Ehrenfelder Abendmusiken

Die Seite rund  um die Kirchenmusik an der Versöhnungskirche

Von der Heiligen Nacht bis Epiphanias

Meine Großmutter sagte immer: „Wenn Heiligabend vorbei ist, ist Weihnachten gelaufen…“ Das ist natürlich eine sehr prosaische Haltung, aber sie war auch eine ganz nüchterne, bodenständige Frau. Allerdings irrte sie sich in diesem speziellen Fall besonders, denn je nach christlicher Konfession reicht die freudige Weihnachtszeit weit in das neue Jahr hinein. Ob man nun streng lutherisch die Festzeit mit dem Epiphaniastag am 6. Januar beschließt oder katholisch bis zum 2. Februar, dem „Fest der Darstellung des Herrn im Tempel“ weiter feiert, ob man wie in der Orthodoxie Weihnachten überhaupt erst am 6. Januar stattfinden lässt – all das sind nichts weiter als kulturgeschichtliche Gewohnheiten. Sie erinnern uns daran, dass Weihnachten vor allem anderen eine Vorstellung ist, denn den tatsächlichen Geburtstag Jesu hat noch niemand zweifelsfrei datieren können.
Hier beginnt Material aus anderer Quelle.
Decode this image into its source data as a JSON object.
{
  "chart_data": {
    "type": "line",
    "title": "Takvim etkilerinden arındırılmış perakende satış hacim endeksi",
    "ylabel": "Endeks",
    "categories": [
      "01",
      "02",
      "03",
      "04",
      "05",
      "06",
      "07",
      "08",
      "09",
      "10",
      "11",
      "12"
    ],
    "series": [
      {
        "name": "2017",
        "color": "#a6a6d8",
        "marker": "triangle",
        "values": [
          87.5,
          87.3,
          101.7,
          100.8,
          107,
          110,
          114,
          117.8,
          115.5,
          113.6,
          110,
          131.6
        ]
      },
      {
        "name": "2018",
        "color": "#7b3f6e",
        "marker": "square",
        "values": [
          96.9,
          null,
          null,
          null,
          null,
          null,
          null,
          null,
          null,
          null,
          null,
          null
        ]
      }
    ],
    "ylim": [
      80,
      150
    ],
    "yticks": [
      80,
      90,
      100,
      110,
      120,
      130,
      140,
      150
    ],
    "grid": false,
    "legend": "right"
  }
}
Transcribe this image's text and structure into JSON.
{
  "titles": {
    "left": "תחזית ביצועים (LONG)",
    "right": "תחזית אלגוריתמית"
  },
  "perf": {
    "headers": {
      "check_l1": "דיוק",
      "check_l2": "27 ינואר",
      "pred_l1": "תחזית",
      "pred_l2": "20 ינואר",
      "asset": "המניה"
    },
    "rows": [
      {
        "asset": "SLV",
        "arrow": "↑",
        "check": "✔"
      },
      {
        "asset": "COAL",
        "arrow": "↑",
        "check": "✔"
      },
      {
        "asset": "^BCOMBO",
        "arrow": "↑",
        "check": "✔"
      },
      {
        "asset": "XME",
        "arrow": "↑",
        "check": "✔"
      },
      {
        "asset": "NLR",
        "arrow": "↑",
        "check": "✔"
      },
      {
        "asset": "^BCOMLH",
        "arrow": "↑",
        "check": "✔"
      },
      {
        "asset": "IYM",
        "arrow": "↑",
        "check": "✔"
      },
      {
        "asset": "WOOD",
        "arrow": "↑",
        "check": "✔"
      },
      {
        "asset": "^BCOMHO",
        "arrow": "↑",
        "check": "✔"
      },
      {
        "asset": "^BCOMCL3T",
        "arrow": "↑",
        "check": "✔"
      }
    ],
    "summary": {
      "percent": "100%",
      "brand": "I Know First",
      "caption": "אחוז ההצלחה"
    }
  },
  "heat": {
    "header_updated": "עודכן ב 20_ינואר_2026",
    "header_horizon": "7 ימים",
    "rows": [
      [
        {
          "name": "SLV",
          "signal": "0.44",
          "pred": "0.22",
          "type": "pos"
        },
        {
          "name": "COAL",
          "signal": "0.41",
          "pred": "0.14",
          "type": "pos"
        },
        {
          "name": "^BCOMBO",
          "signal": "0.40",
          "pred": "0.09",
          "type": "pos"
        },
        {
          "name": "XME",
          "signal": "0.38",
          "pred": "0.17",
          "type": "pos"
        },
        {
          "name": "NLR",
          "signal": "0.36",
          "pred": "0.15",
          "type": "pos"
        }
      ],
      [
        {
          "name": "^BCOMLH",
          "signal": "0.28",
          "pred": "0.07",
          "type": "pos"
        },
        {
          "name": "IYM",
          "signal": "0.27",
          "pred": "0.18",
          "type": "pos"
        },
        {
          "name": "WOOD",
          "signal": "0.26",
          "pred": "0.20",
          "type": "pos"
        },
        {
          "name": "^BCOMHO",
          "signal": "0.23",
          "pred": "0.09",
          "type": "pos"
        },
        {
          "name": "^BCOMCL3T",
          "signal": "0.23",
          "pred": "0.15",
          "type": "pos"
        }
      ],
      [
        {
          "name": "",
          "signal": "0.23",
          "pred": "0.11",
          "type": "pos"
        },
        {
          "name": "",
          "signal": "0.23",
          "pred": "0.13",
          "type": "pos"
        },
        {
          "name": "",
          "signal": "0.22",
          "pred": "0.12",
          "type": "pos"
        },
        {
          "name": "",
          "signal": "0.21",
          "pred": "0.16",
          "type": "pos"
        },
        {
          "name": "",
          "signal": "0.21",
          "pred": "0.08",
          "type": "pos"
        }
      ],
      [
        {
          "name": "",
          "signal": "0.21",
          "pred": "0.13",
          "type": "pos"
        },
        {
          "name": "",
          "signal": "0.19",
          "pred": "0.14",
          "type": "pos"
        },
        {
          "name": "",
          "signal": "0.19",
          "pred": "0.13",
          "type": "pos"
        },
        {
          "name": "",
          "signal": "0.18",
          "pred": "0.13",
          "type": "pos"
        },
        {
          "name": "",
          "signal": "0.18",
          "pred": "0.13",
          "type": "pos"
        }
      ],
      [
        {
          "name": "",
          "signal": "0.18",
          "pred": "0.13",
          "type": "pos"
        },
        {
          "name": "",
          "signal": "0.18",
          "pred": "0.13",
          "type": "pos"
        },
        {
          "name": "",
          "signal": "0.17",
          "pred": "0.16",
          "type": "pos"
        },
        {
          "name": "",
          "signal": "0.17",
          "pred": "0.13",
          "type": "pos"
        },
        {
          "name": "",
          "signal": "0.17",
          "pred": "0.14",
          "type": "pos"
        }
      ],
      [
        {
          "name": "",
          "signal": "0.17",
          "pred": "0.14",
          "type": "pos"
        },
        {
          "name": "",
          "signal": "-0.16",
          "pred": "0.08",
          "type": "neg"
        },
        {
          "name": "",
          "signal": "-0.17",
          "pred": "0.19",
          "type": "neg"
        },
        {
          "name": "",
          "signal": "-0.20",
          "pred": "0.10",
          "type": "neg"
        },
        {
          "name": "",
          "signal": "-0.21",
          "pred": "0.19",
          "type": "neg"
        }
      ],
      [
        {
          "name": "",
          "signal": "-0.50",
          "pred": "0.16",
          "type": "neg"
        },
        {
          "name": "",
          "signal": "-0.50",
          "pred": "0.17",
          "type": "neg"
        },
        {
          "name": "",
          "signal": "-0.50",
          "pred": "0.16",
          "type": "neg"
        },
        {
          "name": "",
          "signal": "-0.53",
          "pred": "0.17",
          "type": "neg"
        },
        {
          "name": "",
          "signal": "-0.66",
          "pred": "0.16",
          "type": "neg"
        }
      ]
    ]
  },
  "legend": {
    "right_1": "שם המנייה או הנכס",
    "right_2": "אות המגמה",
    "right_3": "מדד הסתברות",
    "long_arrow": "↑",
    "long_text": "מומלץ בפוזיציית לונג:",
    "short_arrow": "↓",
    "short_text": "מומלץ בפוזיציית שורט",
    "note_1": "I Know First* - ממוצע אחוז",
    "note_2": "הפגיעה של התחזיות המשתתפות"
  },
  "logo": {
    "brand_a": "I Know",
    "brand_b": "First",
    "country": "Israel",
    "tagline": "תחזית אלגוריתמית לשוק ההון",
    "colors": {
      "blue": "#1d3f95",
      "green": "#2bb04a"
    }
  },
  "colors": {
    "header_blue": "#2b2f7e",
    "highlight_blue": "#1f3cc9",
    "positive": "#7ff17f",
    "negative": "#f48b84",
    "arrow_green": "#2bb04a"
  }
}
Man könnte also sogar mit einigem Recht das ganze Gegenteil vom Merksatz meiner Großmutter behaupten: Erst nach den hohen Feiertagen fängt Weihnachten richtig an! Erst jetzt ist für viele wirklich Zeit, nach dem Trubel zwischen letzten Einkäufen und erstem Festmahl, zwischen Bescherungen und Familienbesuchen, wirklich innezuhalten und Weihnachten auf sich wirken zu lassen, bevor einen das neue Jahr mit allen Anforderungen wieder einholt. Genau diese Zeit will sich das Programm heute nehmen und noch einmal von Weihnachten erzählen, und das auf ganz innige, musikalische Art und Weise. Noch einmal lassen die Musiker mit ganz unterschiedlichen Stücken die Stationen von Weihnachten vorüberziehen. Sie beschreiben die Geburt des Herrn als wundersamen, heiligen Moment, sie stimmen mit Engelschören und Hirten fröhliche, laut tönende Jubelgesänge an, sie werden darauf noch einmal mit den Schlafliedern Marias ganz still, bevor dann schließlich die ganze weihnachtliche Freude in Lob und Dank über das Geschehen kulminiert und die Könige aus dem Morgenlande ihre Aufwartung machen.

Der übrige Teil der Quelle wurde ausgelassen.